Ahead of the panel discussion, “Agents Speak: What they wish universities would do,” at The PIE Live Europe 2024, agents exposed fault lines in financial partnerships and called to be treated as equals in university relationships.  

“Some of the British and American universities think that agents operate in a dark world, and I say to them, ‘You’ve vetted us. Once we’re on your approval list, treat us as your partners’,” said said Sadiq Basha, CEO of Edvoy.  

University finance teams often don’t understand that agents work for a 15-month pipeline ahead of recruiting students, according to Alex Michel, managing partner at College Contact in Frankfurt. 

Furthermore, most institutions don’t pay agents until they receive students’ entire tuition, which can take up to two years to go through. Agents said that contracts are hard to enforce when working across borders, and wait times are particularly acute when students are paying their university tuition in piecemeal instalments.  

According to Yinghui Gilbert, director of international partnerships at InterGreat Education Group, best practice would be for universities to agree to pay up to 50% of agent fees by October (for fall enrolment) followed by an instalment plan.

This way, if one student withdraws or doesn’t get their visa, then agents and universities can square up the fees later.  

“It’s especially important in Asian countries where you don’t charge your individual student clients an upfront service fee because you solely rely on university commission,” said Gilbert.  

However, according to Michel, there is an “inbuilt imbalance” in these relationships and agents have little ability to change agreements which tend to be dictated by institutions.  

On one occasion, after recruiting a student for a short-term study program at a university in New York, Michel said she did not receive payment for nine months after the student had received their graduation transcript. 

In Australia, students pay tuition at the start of each semester so delays like these are largely avoided.

In addition to long wait times, “there’s a really big difference throughout the year of when we are paid”, said Michel.

“Some 75% of the students that we work with will start in the fall – in August or September – so we get the chunk of our payment between September and December and then basically live off that until the next big cycle comes around.

“So there’s a real reliance on receiving our money, and it’s built into our cash flow system, and if a big partner who owes us a high five-figure payment delays by four weeks that can severely throw us off balance.”

“Especially after Covid, a lot of our reserves are just gone. Right now, we can’t just wait three additional months for a big payment to come in, and I think some finance teams don’t know what consequence that has,” said Michel.  

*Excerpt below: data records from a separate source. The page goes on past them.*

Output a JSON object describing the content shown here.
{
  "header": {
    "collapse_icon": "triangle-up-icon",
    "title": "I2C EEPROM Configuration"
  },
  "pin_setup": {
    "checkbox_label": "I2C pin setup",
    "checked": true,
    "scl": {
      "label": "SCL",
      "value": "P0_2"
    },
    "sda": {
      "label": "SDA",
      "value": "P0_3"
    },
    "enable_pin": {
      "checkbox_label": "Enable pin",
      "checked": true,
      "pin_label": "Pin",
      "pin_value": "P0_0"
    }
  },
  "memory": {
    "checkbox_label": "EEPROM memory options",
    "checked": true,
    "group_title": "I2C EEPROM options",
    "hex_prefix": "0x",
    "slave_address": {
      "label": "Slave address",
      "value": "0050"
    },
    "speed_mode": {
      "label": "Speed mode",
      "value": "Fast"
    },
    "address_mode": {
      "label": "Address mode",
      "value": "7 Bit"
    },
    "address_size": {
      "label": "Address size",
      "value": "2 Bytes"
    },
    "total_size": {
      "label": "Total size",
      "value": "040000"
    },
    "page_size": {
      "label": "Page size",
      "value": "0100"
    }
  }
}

According to Basha, educating finance staff and involving them in partnerships is an important solution to the problems. He also pointed to the internal compliance carried out by Edvoy on top of university vetting systems.  

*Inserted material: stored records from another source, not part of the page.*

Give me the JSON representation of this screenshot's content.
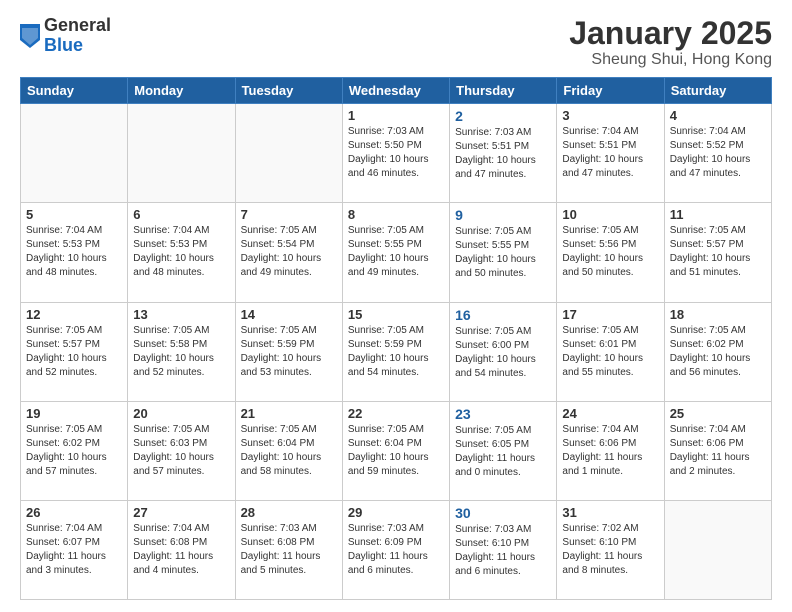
{
  "logo": {
    "general": "General",
    "blue": "Blue"
  },
  "title": {
    "month_year": "January 2025",
    "location": "Sheung Shui, Hong Kong"
  },
  "days_of_week": [
    "Sunday",
    "Monday",
    "Tuesday",
    "Wednesday",
    "Thursday",
    "Friday",
    "Saturday"
  ],
  "weeks": [
    [
      {
        "day": "",
        "info": ""
      },
      {
        "day": "",
        "info": ""
      },
      {
        "day": "",
        "info": ""
      },
      {
        "day": "1",
        "info": "Sunrise: 7:03 AM\nSunset: 5:50 PM\nDaylight: 10 hours\nand 46 minutes."
      },
      {
        "day": "2",
        "info": "Sunrise: 7:03 AM\nSunset: 5:51 PM\nDaylight: 10 hours\nand 47 minutes."
      },
      {
        "day": "3",
        "info": "Sunrise: 7:04 AM\nSunset: 5:51 PM\nDaylight: 10 hours\nand 47 minutes."
      },
      {
        "day": "4",
        "info": "Sunrise: 7:04 AM\nSunset: 5:52 PM\nDaylight: 10 hours\nand 47 minutes."
      }
    ],
    [
      {
        "day": "5",
        "info": "Sunrise: 7:04 AM\nSunset: 5:53 PM\nDaylight: 10 hours\nand 48 minutes."
      },
      {
        "day": "6",
        "info": "Sunrise: 7:04 AM\nSunset: 5:53 PM\nDaylight: 10 hours\nand 48 minutes."
      },
      {
        "day": "7",
        "info": "Sunrise: 7:05 AM\nSunset: 5:54 PM\nDaylight: 10 hours\nand 49 minutes."
      },
      {
        "day": "8",
        "info": "Sunrise: 7:05 AM\nSunset: 5:55 PM\nDaylight: 10 hours\nand 49 minutes."
      },
      {
        "day": "9",
        "info": "Sunrise: 7:05 AM\nSunset: 5:55 PM\nDaylight: 10 hours\nand 50 minutes."
      },
      {
        "day": "10",
        "info": "Sunrise: 7:05 AM\nSunset: 5:56 PM\nDaylight: 10 hours\nand 50 minutes."
      },
      {
        "day": "11",
        "info": "Sunrise: 7:05 AM\nSunset: 5:57 PM\nDaylight: 10 hours\nand 51 minutes."
      }
    ],
    [
      {
        "day": "12",
        "info": "Sunrise: 7:05 AM\nSunset: 5:57 PM\nDaylight: 10 hours\nand 52 minutes."
      },
      {
        "day": "13",
        "info": "Sunrise: 7:05 AM\nSunset: 5:58 PM\nDaylight: 10 hours\nand 52 minutes."
      },
      {
        "day": "14",
        "info": "Sunrise: 7:05 AM\nSunset: 5:59 PM\nDaylight: 10 hours\nand 53 minutes."
      },
      {
        "day": "15",
        "info": "Sunrise: 7:05 AM\nSunset: 5:59 PM\nDaylight: 10 hours\nand 54 minutes."
      },
      {
        "day": "16",
        "info": "Sunrise: 7:05 AM\nSunset: 6:00 PM\nDaylight: 10 hours\nand 54 minutes."
      },
      {
        "day": "17",
        "info": "Sunrise: 7:05 AM\nSunset: 6:01 PM\nDaylight: 10 hours\nand 55 minutes."
      },
      {
        "day": "18",
        "info": "Sunrise: 7:05 AM\nSunset: 6:02 PM\nDaylight: 10 hours\nand 56 minutes."
      }
    ],
    [
      {
        "day": "19",
        "info": "Sunrise: 7:05 AM\nSunset: 6:02 PM\nDaylight: 10 hours\nand 57 minutes."
      },
      {
        "day": "20",
        "info": "Sunrise: 7:05 AM\nSunset: 6:03 PM\nDaylight: 10 hours\nand 57 minutes."
      },
      {
        "day": "21",
        "info": "Sunrise: 7:05 AM\nSunset: 6:04 PM\nDaylight: 10 hours\nand 58 minutes."
      },
      {
        "day": "22",
        "info": "Sunrise: 7:05 AM\nSunset: 6:04 PM\nDaylight: 10 hours\nand 59 minutes."
      },
      {
        "day": "23",
        "info": "Sunrise: 7:05 AM\nSunset: 6:05 PM\nDaylight: 11 hours\nand 0 minutes."
      },
      {
        "day": "24",
        "info": "Sunrise: 7:04 AM\nSunset: 6:06 PM\nDaylight: 11 hours\nand 1 minute."
      },
      {
        "day": "25",
        "info": "Sunrise: 7:04 AM\nSunset: 6:06 PM\nDaylight: 11 hours\nand 2 minutes."
      }
    ],
    [
      {
        "day": "26",
        "info": "Sunrise: 7:04 AM\nSunset: 6:07 PM\nDaylight: 11 hours\nand 3 minutes."
      },
      {
        "day": "27",
        "info": "Sunrise: 7:04 AM\nSunset: 6:08 PM\nDaylight: 11 hours\nand 4 minutes."
      },
      {
        "day": "28",
        "info": "Sunrise: 7:03 AM\nSunset: 6:08 PM\nDaylight: 11 hours\nand 5 minutes."
      },
      {
        "day": "29",
        "info": "Sunrise: 7:03 AM\nSunset: 6:09 PM\nDaylight: 11 hours\nand 6 minutes."
      },
      {
        "day": "30",
        "info": "Sunrise: 7:03 AM\nSunset: 6:10 PM\nDaylight: 11 hours\nand 6 minutes."
      },
      {
        "day": "31",
        "info": "Sunrise: 7:02 AM\nSunset: 6:10 PM\nDaylight: 11 hours\nand 8 minutes."
      },
      {
        "day": "",
        "info": ""
      }
    ]
  ]
}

Other options for certification and compliance include agent associations similar to the America International Recruitment Council which promotes ethical international recruitment.

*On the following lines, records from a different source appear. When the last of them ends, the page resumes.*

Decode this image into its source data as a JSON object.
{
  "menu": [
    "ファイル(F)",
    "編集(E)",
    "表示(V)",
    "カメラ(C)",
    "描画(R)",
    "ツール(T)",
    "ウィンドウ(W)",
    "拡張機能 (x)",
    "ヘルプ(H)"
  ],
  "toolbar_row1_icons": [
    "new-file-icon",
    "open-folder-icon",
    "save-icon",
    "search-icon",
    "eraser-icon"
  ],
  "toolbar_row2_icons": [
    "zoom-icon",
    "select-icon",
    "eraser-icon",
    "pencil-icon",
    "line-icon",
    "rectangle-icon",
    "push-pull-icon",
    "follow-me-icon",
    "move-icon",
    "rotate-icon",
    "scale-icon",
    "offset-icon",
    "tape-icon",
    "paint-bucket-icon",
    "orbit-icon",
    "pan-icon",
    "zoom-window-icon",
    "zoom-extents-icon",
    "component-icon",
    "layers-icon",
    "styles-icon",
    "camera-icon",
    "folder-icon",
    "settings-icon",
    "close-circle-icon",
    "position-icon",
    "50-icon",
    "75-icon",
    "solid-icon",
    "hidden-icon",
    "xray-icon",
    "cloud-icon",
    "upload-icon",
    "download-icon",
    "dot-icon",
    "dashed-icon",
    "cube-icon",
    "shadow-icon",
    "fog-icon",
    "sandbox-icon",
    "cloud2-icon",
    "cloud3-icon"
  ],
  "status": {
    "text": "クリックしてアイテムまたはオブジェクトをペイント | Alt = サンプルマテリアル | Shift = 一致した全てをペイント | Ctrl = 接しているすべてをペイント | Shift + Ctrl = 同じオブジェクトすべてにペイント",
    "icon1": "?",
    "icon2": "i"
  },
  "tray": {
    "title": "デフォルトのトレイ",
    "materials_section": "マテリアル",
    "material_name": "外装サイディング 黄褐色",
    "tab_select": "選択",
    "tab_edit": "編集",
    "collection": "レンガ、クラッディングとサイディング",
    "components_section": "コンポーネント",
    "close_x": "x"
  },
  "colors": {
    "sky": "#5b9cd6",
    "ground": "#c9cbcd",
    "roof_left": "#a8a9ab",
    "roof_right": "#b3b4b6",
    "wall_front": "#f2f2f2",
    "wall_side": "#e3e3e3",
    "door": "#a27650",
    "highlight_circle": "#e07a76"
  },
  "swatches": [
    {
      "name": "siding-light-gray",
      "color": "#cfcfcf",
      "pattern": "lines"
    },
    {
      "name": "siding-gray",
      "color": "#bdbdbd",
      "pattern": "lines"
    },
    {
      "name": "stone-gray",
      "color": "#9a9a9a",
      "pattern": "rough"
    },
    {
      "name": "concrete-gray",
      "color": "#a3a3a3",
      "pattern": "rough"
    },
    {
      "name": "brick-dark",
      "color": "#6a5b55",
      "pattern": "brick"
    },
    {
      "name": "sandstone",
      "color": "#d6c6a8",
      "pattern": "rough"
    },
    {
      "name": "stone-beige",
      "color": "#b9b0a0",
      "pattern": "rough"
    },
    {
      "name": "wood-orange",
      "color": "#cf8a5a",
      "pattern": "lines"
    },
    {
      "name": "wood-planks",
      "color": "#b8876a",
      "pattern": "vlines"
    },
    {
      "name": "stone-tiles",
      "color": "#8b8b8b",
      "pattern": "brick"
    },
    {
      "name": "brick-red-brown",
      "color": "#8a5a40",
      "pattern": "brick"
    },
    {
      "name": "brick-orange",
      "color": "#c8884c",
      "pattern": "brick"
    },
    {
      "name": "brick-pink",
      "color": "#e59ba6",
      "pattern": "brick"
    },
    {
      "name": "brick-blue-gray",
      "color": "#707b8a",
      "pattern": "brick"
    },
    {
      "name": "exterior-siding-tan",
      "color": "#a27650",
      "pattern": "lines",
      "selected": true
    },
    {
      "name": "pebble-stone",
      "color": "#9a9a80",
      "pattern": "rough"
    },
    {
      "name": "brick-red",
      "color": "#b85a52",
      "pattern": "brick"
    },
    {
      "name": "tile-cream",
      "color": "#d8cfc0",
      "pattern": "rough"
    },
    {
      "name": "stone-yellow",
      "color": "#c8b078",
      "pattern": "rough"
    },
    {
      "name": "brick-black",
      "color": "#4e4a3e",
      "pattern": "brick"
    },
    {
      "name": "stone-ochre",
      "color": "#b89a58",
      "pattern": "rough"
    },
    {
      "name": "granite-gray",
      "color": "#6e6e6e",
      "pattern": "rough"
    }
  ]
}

And yet, Gilbert warned of the risk of self-run bodies becoming a “golf club membership scenario” where the association becomes complacent and self-corrupt. 

In Bangladesh, the government endorses a non-profit organisation called FACDCAB which runs compliance and vetting on all of its members, which has been an effective way of rooting out criminal agents in the country. 

However, such a model might be unlikely to work in larger countries such as Nigeria where distrust of the government might be high, according to Bimpe Femi-Oyewo, CEO of Edward Consulting.

In such a diverse landscape, there is no one-size-fits-all solution, but there was a strong consensus among the agents that institutions can’t continue to work in silos and must communicate with other countries and agents to make the most of their expertise and global experience – as well as live market intelligence on issues such as currency fluctuations.

  • In the upcoming panel at The PIE Live Europe, they hope to impress upon universities the need for equal partnerships and to continue their discussion of how agent relationships can be more productive.